JurnalPatroliNews – DENPASAR — Perhatian publik di Denpasar kembali tertuju pada sosok I Gusti Putu Artha. Kali ini, sorotan muncul bukan karena pernyataannya terkait dugaan penyalahgunaan gas subsidi di Bali, melainkan karena usaha laundry yang disebut milik anaknya, Gusti Ngurah Weda, diduga menggunakan LPG subsidi 3 kilogram.
Isu tersebut memicu reaksi keras dari sejumlah tokoh masyarakat. Tokoh Kota Denpasar, Gung Indra, menilai kondisi itu sebagai ironi apabila benar terjadi.
“Kalau benar usaha komersial menggunakan gas subsidi, sementara orang tuanya vokal menyoroti praktik gas oplosan dan pelanggaran distribusi, ini sama saja seperti meludah ke atas,” ujarnya.
Sebagaimana diketahui, LPG 3 kg merupakan barang subsidi pemerintah yang diperuntukkan bagi masyarakat berpenghasilan rendah dan pelaku usaha mikro tertentu. Penggunaan oleh pihak yang tidak berhak berpotensi dikategorikan sebagai penyalahgunaan distribusi barang bersubsidi.
Secara regulasi, dugaan pelanggaran tersebut dapat dikaitkan dengan Undang-Undang Nomor 22 Tahun 2001 tentang Minyak dan Gas Bumi yang telah diubah melalui Undang-Undang Nomor 6 Tahun 2023 tentang Cipta Kerja. Dalam Pasal 55 UU Migas disebutkan bahwa setiap pihak yang menyalahgunakan pengangkutan dan/atau niaga BBM maupun gas bumi bersubsidi dapat dikenai pidana penjara maksimal enam tahun dan denda hingga Rp60 miliar.
Selain aspek hukum, polemik ini juga memunculkan pertanyaan publik mengenai konsistensi moral.
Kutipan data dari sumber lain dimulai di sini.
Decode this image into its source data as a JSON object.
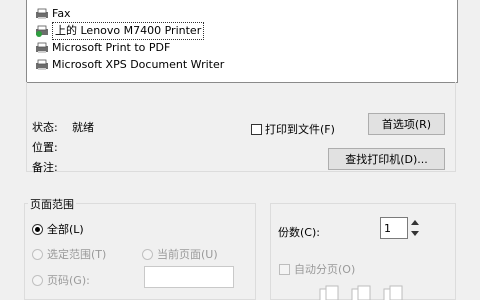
{
  "printers": [
    {
      "name": "Fax",
      "icon": "fax-printer-icon"
    },
    {
      "name": "上的 Lenovo M7400 Printer",
      "icon": "network-printer-icon",
      "selected": true
    },
    {
      "name": "Microsoft Print to PDF",
      "icon": "printer-icon"
    },
    {
      "name": "Microsoft XPS Document Writer",
      "icon": "printer-icon"
    }
  ],
  "status": {
    "status_label": "状态:",
    "status_value": "就绪",
    "location_label": "位置:",
    "comment_label": "备注:"
  },
  "print_to_file_label": "打印到文件(F)",
  "preferences_button": "首选项(R)",
  "find_printer_button": "查找打印机(D)...",
  "page_range": {
    "title": "页面范围",
    "all": "全部(L)",
    "selection": "选定范围(T)",
    "current_page": "当前页面(U)",
    "pages": "页码(G):",
    "pages_value": ""
  },
  "copies": {
    "label": "份数(C):",
    "value": "1",
    "collate_label": "自动分页(O)"
  },
  "colors": {
    "window_bg": "#f0f0f0",
    "list_bg": "#ffffff",
    "button_bg": "#e1e1e1",
    "disabled_text": "#9a9a9a"
  }
}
Di satu sisi, narasi pemberantasan praktik gas oplosan terus disuarakan. Namun di sisi lain, bila dugaan penggunaan LPG subsidi untuk usaha komersial terbukti, kredibilitas pihak terkait dinilai dapat dipertaruhkan.
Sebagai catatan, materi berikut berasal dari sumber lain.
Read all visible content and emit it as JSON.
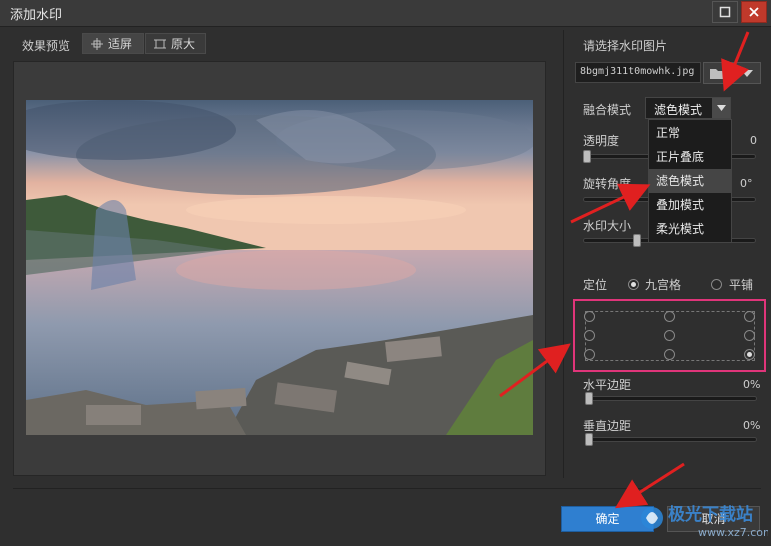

Gung Indra menegaskan persoalan ini tidak semata soal legalitas, tetapi juga etika publik. “Kalau mau bersih-bersih Bali dari praktik penyalahgunaan gas, mulai dulu dari lingkungan sendiri. Jangan sampai terkesan tebang pilih,” katanya.
Hingga berita ini diturunkan, belum ada klarifikasi resmi dari pihak usaha maupun keluarga terkait dugaan tersebut. Meski demikian, isu ini telah ramai diperbincangkan di media sosial dan memicu perdebatan luas mengenai integritas dan tanggung jawab moral figur publik.
Publik kini menanti penjelasan resmi sekaligus langkah aparat penegak hukum. Pasalnya, subsidi energi merupakan hak masyarakat kecil yang harus dijaga penyalurannya agar tepat sasaran.